On-device training in TensorFlow Lite

november 09, 2021

Posted by the TensorFlow Lite team

TensorFlow Lite is Google’s machine learning framework to deploy machine learning models on multiple devices and surfaces such as mobile (iOS and Android), desktops and other edge devices. Recently, we added support to run TensorFlow Lite models in a browser as well. In order to build apps using TensorFlow Lite, you can either use an off-the shelf model from TensorFlow Hub, or convert an existing TensorFlow Model to a TensorFlow Lite model using the converter. Once the model is deployed in an app, you can run inference on the model based on input data.

TensorFlow Lite now supports training your models on-device, in addition to running inference. On-device training enables interesting personalization use cases where models can be fine-tuned based on user needs. For instance, you could deploy an image classification model and allow a user to fine-tune the model to recognize bird species using transfer learning, while allowing another user to retrain the same model to recognize fruits.

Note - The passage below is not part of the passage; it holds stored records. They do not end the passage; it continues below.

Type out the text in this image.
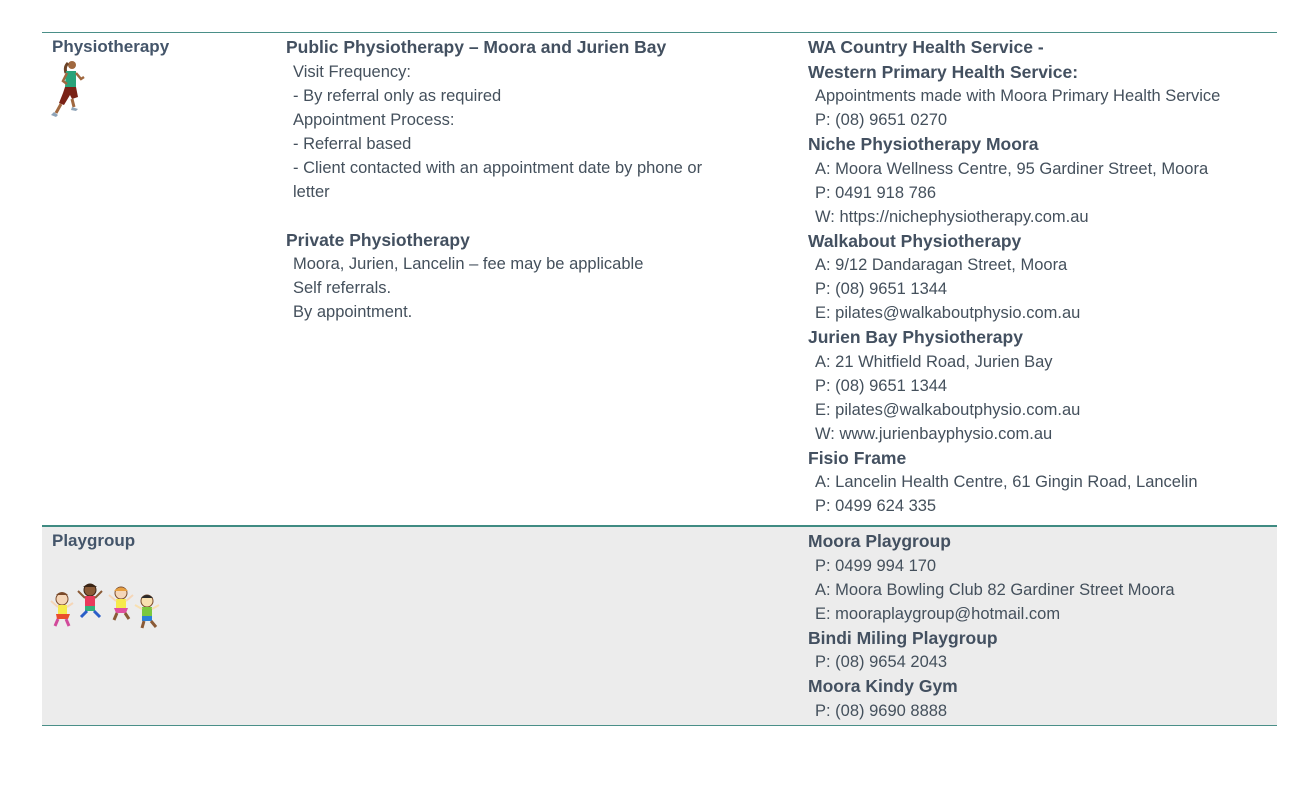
Physiotherapy	Public Physiotherapy – Moora and Jurien Bay
Visit Frequency:
- By referral only as required
Appointment Process:
- Referral based
- Client contacted with an appointment date by phone or
letter
Private Physiotherapy
Moora, Jurien, Lancelin – fee may be applicable
Self referrals.
By appointment.
WA Country Health Service -
Western Primary Health Service:
Appointments made with Moora Primary Health Service
P: (08) 9651 0270
Niche Physiotherapy Moora
A: Moora Wellness Centre, 95 Gardiner Street, Moora
P: 0491 918 786
W: https://nichephysiotherapy.com.au
Walkabout Physiotherapy
A: 9/12 Dandaragan Street, Moora
P: (08) 9651 1344
E: pilates@walkaboutphysio.com.au
Jurien Bay Physiotherapy
A: 21 Whitfield Road, Jurien Bay
P: (08) 9651 1344
E: pilates@walkaboutphysio.com.au
W: www.jurienbayphysio.com.au
Fisio Frame
A: Lancelin Health Centre, 61 Gingin Road, Lancelin
P: 0499 624 335
Playgroup	Moora Playgroup
P: 0499 994 170
A: Moora Bowling Club 82 Gardiner Street Moora
E: mooraplaygroup@hotmail.com
Bindi Miling Playgroup
P: (08) 9654 2043
Moora Kindy Gym
P: (08) 9690 8888
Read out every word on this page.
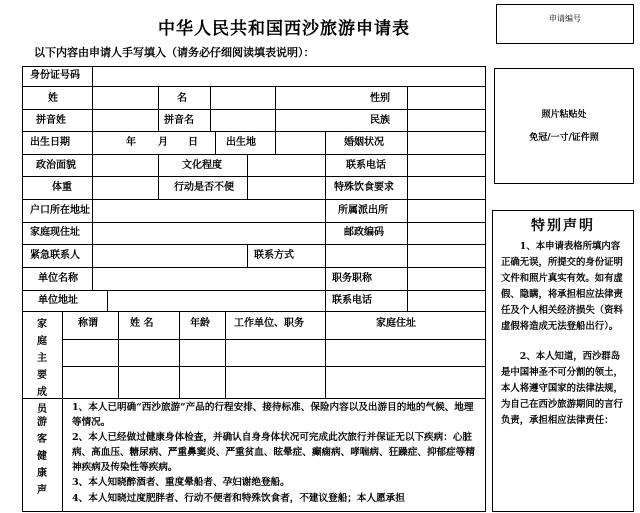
中华人民共和国西沙旅游申请表
申请编号
以下内容由申请人手写填入（请务必仔细阅读填表说明）：
照片粘贴处
免冠/一寸/证件照
特别声明

1、本申请表格所填内容正确无误，所提交的身份证明文件和照片真实有效。如有虚假、隐瞒，将承担相应法律责任及个人相关经济损失（资料虚假将造成无法登船出行）。

2、本人知道，西沙群岛是中国神圣不可分割的领土，本人将遵守国家的法律法规，为自己在西沙旅游期间的言行负责，承担相应法律责任：

身份证号码
姓	名	性别
拼音姓	拼音名	民族
出生日期	年 月 日	出生地	婚姻状况
政治面貌	文化程度	联系电话
体重	行动是否不便	特殊饮食要求
户口所在地址	所属派出所
家庭现住址	邮政编码
紧急联系人	联系方式
单位名称	职务职称
单位地址	联系电话
家
庭
主
要
成
员
称谓	姓 名	年龄 工作单位、职务	家庭住址
游
客
健
康
声
1、本人已明确“西沙旅游”产品的行程安排、接待标准、保险内容以及出游目的地的气候、地理等情况。
2、本人已经做过健康身体检查，并确认自身身体状况可完成此次旅行并保证无以下疾病：心脏病、高血压、糖尿病、严重鼻窦炎、严重贫血、眩晕症、癫痫病、哮喘病、狂躁症、抑郁症等精神疾病及传染性等疾病。
3、本人知晓醉酒者、重度晕船者、孕妇谢绝登船。
4、本人知晓过度肥胖者、行动不便者和特殊饮食者，不建议登船；本人愿承担
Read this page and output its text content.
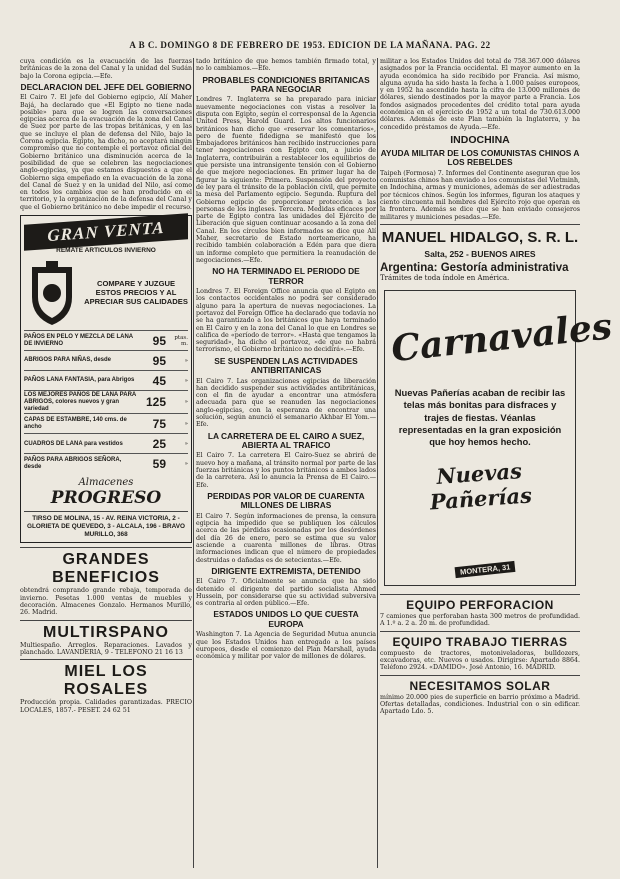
A B C. DOMINGO 8 DE FEBRERO DE 1953. EDICION DE LA MAÑANA. PAG. 22

cuya condición es la evacuación de las fuerzas británicas de la zona del Canal y la unidad del Sudán bajo la Corona egipcia.—Efe.

DECLARACION DEL JEFE DEL GOBIERNO

El Cairo 7. El jefe del Gobierno egipcio, Alí Maher Bajá, ha declarado que «El Egipto no tiene nada posible» para que se logren las conversaciones egipcias acerca de la evacuación de la zona del Canal de Suez por parte de las tropas británicas, y en las que se incluye el plan de defensa del Nilo, bajo la Corona egipcia. Egipto, ha dicho, no aceptará ningún compromiso que no contemple el portavoz oficial del Gobierno británico una disminución acerca de la posibilidad de que se celebren las negociaciones anglo-egipcias, ya que estamos dispuestos a que el Gobierno siga empeñado en la evacuación de la zona del Canal de Suez y en la unidad del Nilo, así como en todos los cambios que se han producido en el territorio, y la organización de la defensa del Canal y que el Gobierno británico no debe impedir el recurso.

GRAN VENTA
REMATE ARTICULOS INVIERNO
COMPARE Y JUZGUE ESTOS PRECIOS Y AL APRECIAR SUS CALIDADES
PAÑOS EN PELO Y MEZCLA DE LANA DE INVIERNO	95	ptas. m.
ABRIGOS PARA NIÑAS, desde	95	»
PAÑOS LANA FANTASIA, para Abrigos	45	»
LOS MEJORES PAÑOS DE LANA PARA ABRIGOS, colores nuevos y gran variedad	125	»
CAPAS DE ESTAMBRE, 140 cms. de ancho	75	»
CUADROS DE LANA para vestidos	25	»
PAÑOS PARA ABRIGOS SEÑORA, desde	59	»
Almacenes
PROGRESO
TIRSO DE MOLINA, 15 - AV. REINA VICTORIA, 2 - GLORIETA DE QUEVEDO, 3 - ALCALA, 196 - BRAVO MURILLO, 368
GRANDES BENEFICIOS

obtendrá comprando grande rebaja, temporada de invierno. Pesetas 1.000 ventas de muebles y decoración. Almacenes Gonzalo. Hermanos Murillo, 26. Madrid.

MULTIRSPANO

Multiespaño. Arreglos. Reparaciones. Lavados y planchado. LAVANDERIA, 9 - TELEFONO 21 16 13

MIEL LOS ROSALES

Producción propia. Calidades garantizadas. PRECIO LOCALES, 1857.- PESET. 24 62 51

tado británico de que hemos también firmado total, y no lo cambiamos.—Efe.

PROBABLES CONDICIONES BRITANICAS PARA NEGOCIAR

Londres 7. Inglaterra se ha preparado para iniciar nuevamente negociaciones con vistas a resolver la disputa con Egipto, según el corresponsal de la Agencia United Press, Harold Guard. Los altos funcionarios británicos han dicho que «reservar los comentarios», pero de fuente fidedigna se manifestó que los Embajadores británicos han recibido instrucciones para tener negociaciones con Egipto con, a juicio de Inglaterra, contribuirán a restablecer los equilibrios de que persiste una intransigente tensión con el Gobierno de que mejore negociaciones. En primer lugar ha de figurar la siguiente: Primera. Suspensión del proyecto de ley para el tránsito de la población civil, que permite la mesa del Parlamento egipcio. Segunda. Ruptura del Gobierno egipcio de proporcionar protección a las personas de los ingleses. Tercera. Medidas eficaces por parte de Egipto contra las unidades del Ejército de Liberación que siguen continuar acosando a la zona del Canal. En los círculos bien informados se dice que Alí Maher, secretario de Estado norteamericano, ha recibido también colaboración a Edén para que diera un informe completo que permitiera la reanudación de negociaciones.—Efe.

NO HA TERMINADO EL PERIODO DE TERROR

Londres 7. El Foreign Office anuncia que el Egipto en los contactos occidentales no podrá ser considerado alguno para la apertura de nuevas negociaciones. La portavoz del Foreign Office ha declarado que todavía no se ha garantizado a los británicos que haya terminado en El Cairo y en la zona del Canal lo que en Londres se califica de «período de terror». «Hasta que tengamos la seguridad», ha dicho el portavoz, «de que no habrá terrorismo, el Gobierno británico no decidirá».—Efe.

SE SUSPENDEN LAS ACTIVIDADES ANTIBRITANICAS

El Cairo 7. Las organizaciones egipcias de liberación han decidido suspender sus actividades antibritánicas, con el fin de ayudar a encontrar una atmósfera adecuada para que se reanuden las negociaciones anglo-egipcias, con la esperanza de encontrar una solución, según anunció el semanario Akhbar El Yom.—Efe.

LA CARRETERA DE EL CAIRO A SUEZ, ABIERTA AL TRAFICO

El Cairo 7. La carretera El Cairo-Suez se abrirá de nuevo hoy a mañana, al tránsito normal por parte de las fuerzas británicas y los puntos británicos a ambos lados de la carretera. Así lo anuncia la Prensa de El Cairo.—Efe.

PERDIDAS POR VALOR DE CUARENTA MILLONES DE LIBRAS

El Cairo 7. Según informaciones de prensa, la censura egipcia ha impedido que se publiquen los cálculos acerca de las pérdidas ocasionadas por los desórdenes del día 26 de enero, pero se estima que su valor asciende a cuarenta millones de libras. Otras informaciones indican que el número de propiedades destruidas o dañadas es de setecientas.—Efe.

DIRIGENTE EXTREMISTA, DETENIDO

El Cairo 7. Oficialmente se anuncia que ha sido detenido el dirigente del partido socialista Ahmed Hussein, por considerarse que su actividad subversiva es contraria al orden público.—Efe.

ESTADOS UNIDOS LO QUE CUESTA EUROPA

Washington 7. La Agencia de Seguridad Mutua anuncia que los Estados Unidos han entregado a los países europeos, desde el comienzo del Plan Marshall, ayuda económica y militar por valor de millones de dólares.

militar a los Estados Unidos del total de 758.367.000 dólares asignados por la Francia occidental. El mayor aumento en la ayuda económica ha sido recibido por Francia. Así mismo, alguna ayuda ha sido hasta la fecha a 1.000 países europeos, y en 1952 ha ascendido hasta la cifra de 13.000 millones de dólares, siendo destinados por la mayor parte a Francia. Los fondos asignados procedentes del crédito total para ayuda económica en el ejercicio de 1952 a un total de 730.613.000 dólares. Además de este Plan también la Inglaterra, y ha concedido préstamos de Ayuda.—Efe.

INDOCHINA
AYUDA MILITAR DE LOS COMUNISTAS CHINOS A LOS REBELDES

Taipeh (Formosa) 7. Informes del Continente aseguran que los comunistas chinos han enviado a los comunistas del Vietminh, en Indochina, armas y municiones, además de ser adiestradas por técnicos chinos. Según los informes, figuran los ataques y ciento cincuenta mil hombres del Ejército rojo que operan en la frontera. Además se dice que se han enviado consejeros militares y municiones pesadas.—Efe.

MANUEL HIDALGO, S. R. L.
Salta, 252 - BUENOS AIRES
Argentina: Gestoría administrativa

Trámites de toda índole en América.

Carnavales
Nuevas Pañerías acaban de recibir las telas más bonitas para disfraces y trajes de fiestas. Véanlas representadas en la gran exposición que hoy hemos hecho.
Nuevas Pañerías
MONTERA, 31
EQUIPO PERFORACION

7 camiones que perforaban hasta 300 metros de profundidad. A 1.º a. 2 a. 20 m. de profundidad.

EQUIPO TRABAJO TIERRAS

compuesto de tractores, motoniveladoras, bulldozers, excavadoras, etc. Nuevos o usados. Dirigirse: Apartado 8864. Teléfono 2924. «DAMIDO». José Antonio, 16. MADRID.

NECESITAMOS SOLAR

mínimo 20.000 pies de superficie en barrio próximo a Madrid. Ofertas detalladas, condiciones. Industrial con o sin edificar. Apartado Ldo. 5.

This new feature is available in TensorFlow 2.7 and later and is currently available for Android apps. (iOS support will be added in the future.)

On-device training is also a necessary foundation for Federated Learning use cases to train global models on decentralized data. This blog post does not cover Federated Learning and instead focuses on helping you integrate on-device training in your Android apps.

Later in this article we will reference a Colab and Android sample app as we walk you through the end-to-end implementation path for on-device learning to fine-tune an image classification model.

Improvements over the earlier approach

In our 2019 blog post, we introduced on-device training concepts and an example of on-device training in TensorFlow Lite. However, there were several limitations. For example, it was not easy to customize the model structure and optimizers. You also had to deal with multiple physical TensorFlow Lite (.tflite) models instead of a single TensorFlow Lite model. Similarly, there was no easy way to store and update the training weights. Our latest TensorFlow Lite version streamlines this process by providing more convenient options for on-device training, as explained below.

How does it work?

In order to deploy a TensorFlow Lite model with on-device training built-in, here are the high level steps:

Build a TensorFlow model for training and inference
Convert the TensorFlow model to TensorFlow Lite format
Integrate the model in your Android app
Invoke model training in the app, similar to how you would invoke model inference

These steps are explained below.

Build a TensorFlow model for training and inference

The TensorFlow Lite model should not only support model inference, but also model training, which typically involves saving the model’s weights to the file system and restoring the weights from the file system. This is done to save the training weights after each training epoch, so that the next training epoch can use the weights from the previous one, instead of starting training from scratch.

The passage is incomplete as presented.